Both businesses draw on Mr Rezos’ fundraising experience and numerous international contacts.
He said he often meets former Perth residents who are struggling to find a way to come back.
“The opportunities are here, you just need to create them,” Mr Rezos said.
He also recognised that the return would come at a price.
“I knew that I was going to take an enormous cut in income to come back here.”
The biotech sector has provided opportunities for a number of other Perth people who have returned home.
Graham Dowland left a senior corporate role in London in 2000 and is now executive chairman of biopharmaceutical company, Imugene.
Anna Kluczewska was a global product manager for Baxter Healthcare, based most recently in Munich.
She returned to Perth earlier this year and now divides her time between consulting roles to Baxter, pSivida and CollTech, an unlisted company developing a collagen extraction and purification plant.
She describes WA as an “undiscovered gem”, both for its lifestyle and the growth prospects of the biotech sector, based on the high quality education and regulatory standards.
Dr Mildwaters returned to Perth early this year, after an absence of 17 years, with a resolve to create new opportunities for himself and his law firm, Jackson McDonald.
During his time away he gained international recognition for his lead role in the planning and execution of Guinness’s merger with Grand Metropolitan.
This transaction, worth about $70 billion, was Europe’s biggest merger and led to the formation of Diageo plc.
Dr Mildwaters also worked for a number of law firms in the UK, including Theodore Goddard and Milbank Tweed Hadley & McCloy, and established and managed law firms in Eastern Europe.
He was attracted back to Perth by the opportunities flowing from the growth of WA’s corporate and resource sectors.
Dr Mildwaters believes Jackson McDonald is uniquely placed as Perth’s only independent, medium-sized commercial law firm.
“To me that is the golden opportunity.
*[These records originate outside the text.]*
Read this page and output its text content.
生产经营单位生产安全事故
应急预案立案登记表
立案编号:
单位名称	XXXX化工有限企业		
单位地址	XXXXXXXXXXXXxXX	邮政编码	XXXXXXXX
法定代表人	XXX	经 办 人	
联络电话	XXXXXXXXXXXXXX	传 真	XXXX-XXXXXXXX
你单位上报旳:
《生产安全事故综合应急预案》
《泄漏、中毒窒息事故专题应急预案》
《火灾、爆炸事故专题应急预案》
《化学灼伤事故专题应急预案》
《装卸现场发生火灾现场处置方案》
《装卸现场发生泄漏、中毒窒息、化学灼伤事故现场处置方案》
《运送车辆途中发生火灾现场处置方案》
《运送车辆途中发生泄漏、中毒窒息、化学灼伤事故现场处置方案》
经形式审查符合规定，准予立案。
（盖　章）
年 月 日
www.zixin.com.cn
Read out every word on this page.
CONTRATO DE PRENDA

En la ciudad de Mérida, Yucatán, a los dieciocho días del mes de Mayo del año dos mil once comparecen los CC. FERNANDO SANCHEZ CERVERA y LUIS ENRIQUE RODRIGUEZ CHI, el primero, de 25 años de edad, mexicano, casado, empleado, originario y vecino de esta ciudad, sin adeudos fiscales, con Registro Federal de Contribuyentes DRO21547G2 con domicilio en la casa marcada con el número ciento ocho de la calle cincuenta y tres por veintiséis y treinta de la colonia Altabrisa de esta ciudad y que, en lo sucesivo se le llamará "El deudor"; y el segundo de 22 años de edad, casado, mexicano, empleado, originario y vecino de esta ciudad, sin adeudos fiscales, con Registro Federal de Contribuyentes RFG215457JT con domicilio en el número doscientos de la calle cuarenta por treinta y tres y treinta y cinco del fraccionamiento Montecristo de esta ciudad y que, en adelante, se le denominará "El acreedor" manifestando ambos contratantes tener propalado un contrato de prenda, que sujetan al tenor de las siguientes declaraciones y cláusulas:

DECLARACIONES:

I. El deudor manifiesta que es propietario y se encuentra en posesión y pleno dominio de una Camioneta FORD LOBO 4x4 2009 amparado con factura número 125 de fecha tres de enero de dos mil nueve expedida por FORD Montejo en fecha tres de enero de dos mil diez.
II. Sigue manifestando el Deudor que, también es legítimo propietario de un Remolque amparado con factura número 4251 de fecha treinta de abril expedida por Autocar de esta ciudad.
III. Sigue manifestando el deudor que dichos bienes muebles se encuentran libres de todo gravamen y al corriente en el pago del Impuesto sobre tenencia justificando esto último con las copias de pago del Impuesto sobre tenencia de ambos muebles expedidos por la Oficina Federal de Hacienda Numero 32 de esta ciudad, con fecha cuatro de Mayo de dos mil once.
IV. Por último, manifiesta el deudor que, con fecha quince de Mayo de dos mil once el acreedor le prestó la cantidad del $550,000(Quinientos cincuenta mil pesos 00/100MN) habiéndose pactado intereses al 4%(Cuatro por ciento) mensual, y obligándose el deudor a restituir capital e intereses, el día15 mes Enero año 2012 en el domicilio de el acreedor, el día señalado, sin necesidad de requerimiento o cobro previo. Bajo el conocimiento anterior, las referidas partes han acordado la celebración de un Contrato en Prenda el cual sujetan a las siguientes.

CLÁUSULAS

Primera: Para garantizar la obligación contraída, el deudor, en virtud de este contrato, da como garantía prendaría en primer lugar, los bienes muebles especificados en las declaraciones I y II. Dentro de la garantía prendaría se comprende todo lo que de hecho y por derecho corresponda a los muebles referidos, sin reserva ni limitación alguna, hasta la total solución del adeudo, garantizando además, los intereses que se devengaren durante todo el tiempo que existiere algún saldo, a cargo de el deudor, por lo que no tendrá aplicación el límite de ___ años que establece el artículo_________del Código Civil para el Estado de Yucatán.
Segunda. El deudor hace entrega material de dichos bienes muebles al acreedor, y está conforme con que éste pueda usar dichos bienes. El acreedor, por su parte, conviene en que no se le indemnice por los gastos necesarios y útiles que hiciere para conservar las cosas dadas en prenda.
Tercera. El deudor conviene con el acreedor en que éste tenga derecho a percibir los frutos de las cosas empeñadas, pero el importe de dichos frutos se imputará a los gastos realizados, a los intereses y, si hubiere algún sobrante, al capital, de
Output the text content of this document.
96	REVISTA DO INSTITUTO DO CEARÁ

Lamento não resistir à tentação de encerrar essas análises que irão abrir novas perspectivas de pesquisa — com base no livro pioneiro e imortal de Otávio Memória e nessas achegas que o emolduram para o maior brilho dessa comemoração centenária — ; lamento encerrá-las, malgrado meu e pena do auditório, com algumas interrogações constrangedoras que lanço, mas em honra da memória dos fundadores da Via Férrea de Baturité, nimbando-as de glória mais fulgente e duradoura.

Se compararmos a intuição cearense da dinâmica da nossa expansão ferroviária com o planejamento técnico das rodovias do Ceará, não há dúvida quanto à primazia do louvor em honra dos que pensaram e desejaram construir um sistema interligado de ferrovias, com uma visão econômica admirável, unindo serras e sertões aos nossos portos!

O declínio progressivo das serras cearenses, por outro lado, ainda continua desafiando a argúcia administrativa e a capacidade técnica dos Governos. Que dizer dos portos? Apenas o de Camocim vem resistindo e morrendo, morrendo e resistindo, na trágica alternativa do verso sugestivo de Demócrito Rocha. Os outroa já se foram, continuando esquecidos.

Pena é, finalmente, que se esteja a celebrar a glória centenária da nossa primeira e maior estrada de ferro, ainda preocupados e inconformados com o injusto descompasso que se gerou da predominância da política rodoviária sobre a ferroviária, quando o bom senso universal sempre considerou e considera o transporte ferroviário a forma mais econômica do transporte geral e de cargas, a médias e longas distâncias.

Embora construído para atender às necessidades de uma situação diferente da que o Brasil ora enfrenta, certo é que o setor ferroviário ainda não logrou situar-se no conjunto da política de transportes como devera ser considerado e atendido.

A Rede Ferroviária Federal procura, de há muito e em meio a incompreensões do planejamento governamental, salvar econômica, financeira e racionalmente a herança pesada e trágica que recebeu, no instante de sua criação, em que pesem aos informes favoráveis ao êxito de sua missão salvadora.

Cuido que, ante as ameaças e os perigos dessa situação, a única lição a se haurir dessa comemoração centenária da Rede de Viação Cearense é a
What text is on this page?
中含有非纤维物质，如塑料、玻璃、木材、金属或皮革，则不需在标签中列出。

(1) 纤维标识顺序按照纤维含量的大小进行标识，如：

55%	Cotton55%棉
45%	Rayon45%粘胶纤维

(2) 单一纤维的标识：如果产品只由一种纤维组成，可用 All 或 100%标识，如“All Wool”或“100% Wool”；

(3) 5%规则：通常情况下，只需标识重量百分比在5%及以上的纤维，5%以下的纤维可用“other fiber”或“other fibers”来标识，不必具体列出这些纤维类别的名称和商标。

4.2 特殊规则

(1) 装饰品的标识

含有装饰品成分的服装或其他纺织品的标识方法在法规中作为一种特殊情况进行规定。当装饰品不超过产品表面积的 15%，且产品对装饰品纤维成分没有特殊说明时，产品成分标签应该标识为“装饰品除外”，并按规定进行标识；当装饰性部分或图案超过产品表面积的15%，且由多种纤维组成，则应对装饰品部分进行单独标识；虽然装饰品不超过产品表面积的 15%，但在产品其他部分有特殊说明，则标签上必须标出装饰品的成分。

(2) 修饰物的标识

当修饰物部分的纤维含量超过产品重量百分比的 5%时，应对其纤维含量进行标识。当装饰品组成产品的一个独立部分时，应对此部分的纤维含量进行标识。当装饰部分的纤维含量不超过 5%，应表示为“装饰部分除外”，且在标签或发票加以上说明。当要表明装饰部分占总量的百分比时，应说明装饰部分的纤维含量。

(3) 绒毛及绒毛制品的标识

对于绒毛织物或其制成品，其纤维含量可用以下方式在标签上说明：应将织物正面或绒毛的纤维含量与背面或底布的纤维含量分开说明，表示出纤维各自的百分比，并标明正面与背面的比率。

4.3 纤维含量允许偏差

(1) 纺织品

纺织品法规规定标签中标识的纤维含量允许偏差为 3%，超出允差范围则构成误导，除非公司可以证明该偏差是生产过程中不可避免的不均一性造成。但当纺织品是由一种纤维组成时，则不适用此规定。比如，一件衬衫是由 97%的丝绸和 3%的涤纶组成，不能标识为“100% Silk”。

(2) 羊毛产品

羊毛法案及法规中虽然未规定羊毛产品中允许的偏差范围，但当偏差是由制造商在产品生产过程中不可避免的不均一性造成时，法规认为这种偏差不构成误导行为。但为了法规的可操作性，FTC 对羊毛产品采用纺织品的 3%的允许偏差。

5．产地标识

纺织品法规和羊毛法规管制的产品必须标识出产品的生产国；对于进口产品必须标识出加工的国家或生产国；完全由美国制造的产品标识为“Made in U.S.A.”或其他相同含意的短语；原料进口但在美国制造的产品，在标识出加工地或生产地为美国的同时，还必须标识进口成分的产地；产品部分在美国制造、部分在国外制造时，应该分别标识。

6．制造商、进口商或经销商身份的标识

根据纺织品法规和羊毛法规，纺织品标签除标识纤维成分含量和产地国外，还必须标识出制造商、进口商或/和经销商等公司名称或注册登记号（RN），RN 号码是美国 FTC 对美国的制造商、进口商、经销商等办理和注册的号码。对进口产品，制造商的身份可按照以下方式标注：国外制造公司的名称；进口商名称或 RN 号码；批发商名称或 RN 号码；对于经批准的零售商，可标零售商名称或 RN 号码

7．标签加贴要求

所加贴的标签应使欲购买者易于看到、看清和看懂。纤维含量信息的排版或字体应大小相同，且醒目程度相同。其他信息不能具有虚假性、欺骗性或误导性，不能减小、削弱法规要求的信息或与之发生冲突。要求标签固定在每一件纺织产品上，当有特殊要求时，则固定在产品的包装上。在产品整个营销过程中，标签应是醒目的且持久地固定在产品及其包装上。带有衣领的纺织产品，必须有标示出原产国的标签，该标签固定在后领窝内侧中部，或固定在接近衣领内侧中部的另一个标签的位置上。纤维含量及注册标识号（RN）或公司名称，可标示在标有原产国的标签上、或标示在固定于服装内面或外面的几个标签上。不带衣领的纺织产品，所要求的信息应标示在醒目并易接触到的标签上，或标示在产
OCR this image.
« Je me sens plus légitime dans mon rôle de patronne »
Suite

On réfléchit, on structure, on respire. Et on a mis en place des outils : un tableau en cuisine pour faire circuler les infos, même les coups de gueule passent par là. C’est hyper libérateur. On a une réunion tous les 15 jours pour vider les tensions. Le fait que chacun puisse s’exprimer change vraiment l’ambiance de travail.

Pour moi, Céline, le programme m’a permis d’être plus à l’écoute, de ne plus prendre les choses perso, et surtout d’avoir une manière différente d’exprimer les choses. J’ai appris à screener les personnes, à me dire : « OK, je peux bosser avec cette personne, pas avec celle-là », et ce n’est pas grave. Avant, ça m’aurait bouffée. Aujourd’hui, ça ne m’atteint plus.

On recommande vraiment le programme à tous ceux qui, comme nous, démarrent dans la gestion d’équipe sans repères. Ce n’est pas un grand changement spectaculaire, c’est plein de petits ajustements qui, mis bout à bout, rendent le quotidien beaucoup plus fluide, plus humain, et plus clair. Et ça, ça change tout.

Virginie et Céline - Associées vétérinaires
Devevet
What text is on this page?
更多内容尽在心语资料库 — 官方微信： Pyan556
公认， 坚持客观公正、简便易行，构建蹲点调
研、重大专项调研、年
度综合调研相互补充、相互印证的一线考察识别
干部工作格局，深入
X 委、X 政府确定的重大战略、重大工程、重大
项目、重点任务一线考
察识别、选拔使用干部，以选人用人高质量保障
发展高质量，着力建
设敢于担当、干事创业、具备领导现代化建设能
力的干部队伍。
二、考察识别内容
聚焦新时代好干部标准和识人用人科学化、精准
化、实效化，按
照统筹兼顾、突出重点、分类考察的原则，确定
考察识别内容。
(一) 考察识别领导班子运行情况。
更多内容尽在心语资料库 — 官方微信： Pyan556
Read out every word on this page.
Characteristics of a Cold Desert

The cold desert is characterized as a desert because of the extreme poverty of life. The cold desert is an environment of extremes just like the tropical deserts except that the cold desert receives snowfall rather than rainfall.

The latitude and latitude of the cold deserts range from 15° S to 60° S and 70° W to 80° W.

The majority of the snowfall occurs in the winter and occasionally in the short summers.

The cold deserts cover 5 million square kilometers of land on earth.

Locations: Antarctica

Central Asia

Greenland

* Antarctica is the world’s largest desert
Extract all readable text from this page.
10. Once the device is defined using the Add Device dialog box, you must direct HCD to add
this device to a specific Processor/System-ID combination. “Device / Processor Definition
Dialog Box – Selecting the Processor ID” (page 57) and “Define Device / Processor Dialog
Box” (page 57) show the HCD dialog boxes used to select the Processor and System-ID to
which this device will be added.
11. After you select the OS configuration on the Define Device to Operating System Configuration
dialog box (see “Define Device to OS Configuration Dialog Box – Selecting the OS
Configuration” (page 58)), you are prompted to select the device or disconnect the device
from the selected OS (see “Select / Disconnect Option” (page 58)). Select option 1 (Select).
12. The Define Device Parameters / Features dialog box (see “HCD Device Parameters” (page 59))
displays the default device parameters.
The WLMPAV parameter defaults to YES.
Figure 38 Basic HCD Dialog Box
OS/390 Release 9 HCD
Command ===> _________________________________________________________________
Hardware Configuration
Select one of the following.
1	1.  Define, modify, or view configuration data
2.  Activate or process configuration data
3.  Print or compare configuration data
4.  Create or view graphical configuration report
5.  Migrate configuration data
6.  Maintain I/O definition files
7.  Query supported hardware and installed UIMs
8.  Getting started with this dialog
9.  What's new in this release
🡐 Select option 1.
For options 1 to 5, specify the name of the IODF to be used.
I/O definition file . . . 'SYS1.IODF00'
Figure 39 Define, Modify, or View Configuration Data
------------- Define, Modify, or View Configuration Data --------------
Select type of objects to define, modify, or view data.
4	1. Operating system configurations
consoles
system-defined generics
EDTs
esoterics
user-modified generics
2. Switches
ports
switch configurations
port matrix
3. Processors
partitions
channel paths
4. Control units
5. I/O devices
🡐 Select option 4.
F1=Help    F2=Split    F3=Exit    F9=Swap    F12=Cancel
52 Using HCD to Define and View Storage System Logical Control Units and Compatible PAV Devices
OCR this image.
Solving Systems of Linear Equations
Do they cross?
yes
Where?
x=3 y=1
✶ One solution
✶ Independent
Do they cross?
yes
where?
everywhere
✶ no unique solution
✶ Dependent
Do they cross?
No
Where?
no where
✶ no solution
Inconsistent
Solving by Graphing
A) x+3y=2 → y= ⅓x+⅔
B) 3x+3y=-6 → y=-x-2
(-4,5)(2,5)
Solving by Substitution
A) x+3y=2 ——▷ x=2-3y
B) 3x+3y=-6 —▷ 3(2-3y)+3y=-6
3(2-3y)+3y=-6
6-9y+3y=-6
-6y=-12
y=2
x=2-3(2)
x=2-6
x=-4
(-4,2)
I think in four to five years there will be several other firms occupying that middle space,” Dr Mildwaters said.
He suspects the national firms’ Perth offices will struggle because of the mismatch between local billing rates and national cost structures.
“I question how many of the national firms will be here in five years in their current form.”
At the other end of the spectrum, Dr Mildwaters believes boutique firms will need to expand so they can genuinely offer a broad suite of services.
He is encouraged by trends in the UK, where he said mid-sized firms had prospered.
“Some have merged, some have gone, but there is a lot still going strong.”
Dr Mildwaters acknowledges that Jackson McDonald may not get to work on the huge transactions but he sees an opportunity to build a “very good corporate transactions practice”.
“I think there is room here for a firm that focuses on that kind of work,” Dr Mildwaters said.
He was also attracted to Jackson McDonald because its head office is in Perth.
“It is exceedingly difficult to build a practice when management is at a distance,” he said.